3.4.4. Western Blot Analysis

After treatment with LPS and EPS-LM-1, the THP-1 cells were harvested and washed with cold phosphate-buffered saline (pH 7.4). The total cytoplasmic protein (for the detection of NF- κB, IκBα) was extracted from the cells using the ice-cold cell lysis reagent (Catalog # R0278, Sigma-Aldrich, Germany), and β-actin was included as an internal reference. The protein content in the supernatant was determined using the BCA protein assay kit (Catalog #23225, Thermo, Rockford, IL, USA). An equivalent amount of lysate protein (20 μg per lane) was separated by 10% SDS-PAGE and transferred to a polyvinylidene difluoride membrane. The membrane was blotted with 5% (w/v) skimmed milk, and the blots were incubated with specific primary antibodies overnight at 4 °C, followed by incubation with horseradish peroxidase-conjugated secondary antibody. Finally, the blots were probed using enhanced chemiluminescence and autoradiographed.

3.5. Statistical Analysis

All data were expressed as the mean ± standard deviation (SD) from at least triplicate experiments (n ≥ 3). Statistical analysis was performed using SPSS v.16.0 for Windows (SPSS Inc., Chicago, IL, USA). The independent-samples Student test was performed for comparison of the differences among the treatment groups.

4. Conclusions

In the present study, a highly active polysaccharide EPS-LM-1 with a homogenous MW of 360 kDa was isolated and purified from the crude exopolysaccharide (EPS) produced by Cs-HK1 mycelial fermentation. EPS-LM-1 was a heteropolysaccharide composed of glucose, mannose, and galactose residues in the main chain and a galactose residue in the side chain.
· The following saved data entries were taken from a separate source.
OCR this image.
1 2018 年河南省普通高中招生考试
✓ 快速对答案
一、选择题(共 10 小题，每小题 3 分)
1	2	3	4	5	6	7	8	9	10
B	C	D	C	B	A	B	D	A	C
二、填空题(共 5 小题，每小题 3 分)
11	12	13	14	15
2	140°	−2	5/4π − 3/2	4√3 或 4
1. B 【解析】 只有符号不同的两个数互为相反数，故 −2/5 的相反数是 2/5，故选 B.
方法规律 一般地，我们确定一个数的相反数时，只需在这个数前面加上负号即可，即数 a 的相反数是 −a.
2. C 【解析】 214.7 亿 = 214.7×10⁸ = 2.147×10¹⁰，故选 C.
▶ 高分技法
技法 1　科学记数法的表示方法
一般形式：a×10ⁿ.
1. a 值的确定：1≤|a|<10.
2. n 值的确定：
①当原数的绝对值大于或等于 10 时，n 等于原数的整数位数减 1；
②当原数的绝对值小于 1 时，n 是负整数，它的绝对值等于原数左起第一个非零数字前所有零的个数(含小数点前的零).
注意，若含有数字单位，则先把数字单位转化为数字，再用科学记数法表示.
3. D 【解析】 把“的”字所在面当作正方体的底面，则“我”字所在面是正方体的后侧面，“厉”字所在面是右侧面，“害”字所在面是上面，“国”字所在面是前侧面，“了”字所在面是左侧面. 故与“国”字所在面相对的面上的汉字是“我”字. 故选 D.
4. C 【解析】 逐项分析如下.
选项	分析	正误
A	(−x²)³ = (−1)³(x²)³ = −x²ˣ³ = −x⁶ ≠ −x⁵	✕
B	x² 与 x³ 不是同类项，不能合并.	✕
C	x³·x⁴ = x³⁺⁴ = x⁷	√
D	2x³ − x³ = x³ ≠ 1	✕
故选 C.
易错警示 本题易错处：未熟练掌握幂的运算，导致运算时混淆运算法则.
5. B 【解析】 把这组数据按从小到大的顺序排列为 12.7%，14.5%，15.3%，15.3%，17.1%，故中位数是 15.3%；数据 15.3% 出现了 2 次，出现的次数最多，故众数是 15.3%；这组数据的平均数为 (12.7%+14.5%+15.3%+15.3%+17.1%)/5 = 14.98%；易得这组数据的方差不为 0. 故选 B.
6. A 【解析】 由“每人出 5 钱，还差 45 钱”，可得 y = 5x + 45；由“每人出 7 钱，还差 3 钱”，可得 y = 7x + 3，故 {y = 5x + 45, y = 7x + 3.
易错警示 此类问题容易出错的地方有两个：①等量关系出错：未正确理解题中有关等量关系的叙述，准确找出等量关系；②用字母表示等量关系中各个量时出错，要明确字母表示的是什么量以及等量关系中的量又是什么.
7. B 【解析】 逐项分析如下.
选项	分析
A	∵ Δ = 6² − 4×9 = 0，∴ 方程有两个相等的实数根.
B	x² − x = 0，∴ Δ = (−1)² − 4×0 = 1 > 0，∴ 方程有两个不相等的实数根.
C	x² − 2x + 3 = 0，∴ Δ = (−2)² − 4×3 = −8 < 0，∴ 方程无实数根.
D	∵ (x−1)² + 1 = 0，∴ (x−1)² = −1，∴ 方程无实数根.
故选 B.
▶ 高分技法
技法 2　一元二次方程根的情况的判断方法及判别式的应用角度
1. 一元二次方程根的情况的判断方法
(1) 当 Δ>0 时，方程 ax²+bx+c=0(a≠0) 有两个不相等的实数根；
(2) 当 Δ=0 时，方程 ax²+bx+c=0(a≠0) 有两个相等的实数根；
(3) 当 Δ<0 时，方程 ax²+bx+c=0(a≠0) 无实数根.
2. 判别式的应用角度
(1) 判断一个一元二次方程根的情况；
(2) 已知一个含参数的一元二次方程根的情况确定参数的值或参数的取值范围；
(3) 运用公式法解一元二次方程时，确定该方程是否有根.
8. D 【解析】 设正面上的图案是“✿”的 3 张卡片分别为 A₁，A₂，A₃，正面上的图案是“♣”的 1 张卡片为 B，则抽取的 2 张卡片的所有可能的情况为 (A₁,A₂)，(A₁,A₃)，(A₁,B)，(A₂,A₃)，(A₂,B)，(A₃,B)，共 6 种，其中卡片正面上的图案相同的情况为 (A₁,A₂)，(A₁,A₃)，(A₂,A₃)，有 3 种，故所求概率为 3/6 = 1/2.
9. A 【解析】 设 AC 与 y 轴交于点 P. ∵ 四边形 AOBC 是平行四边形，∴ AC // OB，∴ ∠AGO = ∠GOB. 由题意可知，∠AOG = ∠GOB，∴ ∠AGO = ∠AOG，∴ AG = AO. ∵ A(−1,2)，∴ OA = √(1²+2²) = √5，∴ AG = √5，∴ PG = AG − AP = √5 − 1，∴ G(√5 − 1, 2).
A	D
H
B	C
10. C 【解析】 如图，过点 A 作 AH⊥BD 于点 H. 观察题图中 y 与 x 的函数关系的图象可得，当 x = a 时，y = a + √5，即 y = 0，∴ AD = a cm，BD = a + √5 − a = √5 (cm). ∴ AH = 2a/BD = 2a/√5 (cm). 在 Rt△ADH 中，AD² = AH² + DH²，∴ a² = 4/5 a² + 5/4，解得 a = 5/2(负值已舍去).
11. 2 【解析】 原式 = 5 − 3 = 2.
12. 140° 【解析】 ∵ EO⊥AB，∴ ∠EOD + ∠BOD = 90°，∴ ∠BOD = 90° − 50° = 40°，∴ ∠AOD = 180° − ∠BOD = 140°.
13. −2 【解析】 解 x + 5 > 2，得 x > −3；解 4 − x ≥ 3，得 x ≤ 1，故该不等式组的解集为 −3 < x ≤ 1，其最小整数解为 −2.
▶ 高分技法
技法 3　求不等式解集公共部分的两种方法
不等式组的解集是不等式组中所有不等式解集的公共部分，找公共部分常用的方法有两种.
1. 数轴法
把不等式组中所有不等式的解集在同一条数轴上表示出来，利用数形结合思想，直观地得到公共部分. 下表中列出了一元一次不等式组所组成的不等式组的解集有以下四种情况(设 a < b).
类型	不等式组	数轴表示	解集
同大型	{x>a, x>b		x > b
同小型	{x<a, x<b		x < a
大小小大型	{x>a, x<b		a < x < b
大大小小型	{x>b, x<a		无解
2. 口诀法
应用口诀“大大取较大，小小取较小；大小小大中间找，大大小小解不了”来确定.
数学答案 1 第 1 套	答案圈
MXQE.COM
It showed remarkable activity against the LPS-induced activation of the NF-κB pathway and the related inflammatory responses in THP-1 cells. The inhibiting effects were very potent with minimum effective concentrations as low as 2–5 µg/mL on some major pro-inflammatory factors including NF-κB, NO, and IL-1β. The modulation of the NF-κB signaling pathways by inhibiting the phosphorylation of IκBα was detected as a possible route for these in vitro anti-inflammatory effects of EPS-LM-1. The results from the present study are encouraging for further research and development of the Cs-HK1 EPS as new therapeutics for the treatment of inflammation-related diseases. It is worthwhile to further characterize the molecular structure of EPS-LM-1 and to investigate the structure-activity relationship, as well as the anti-inflammatory effects of action in animal models.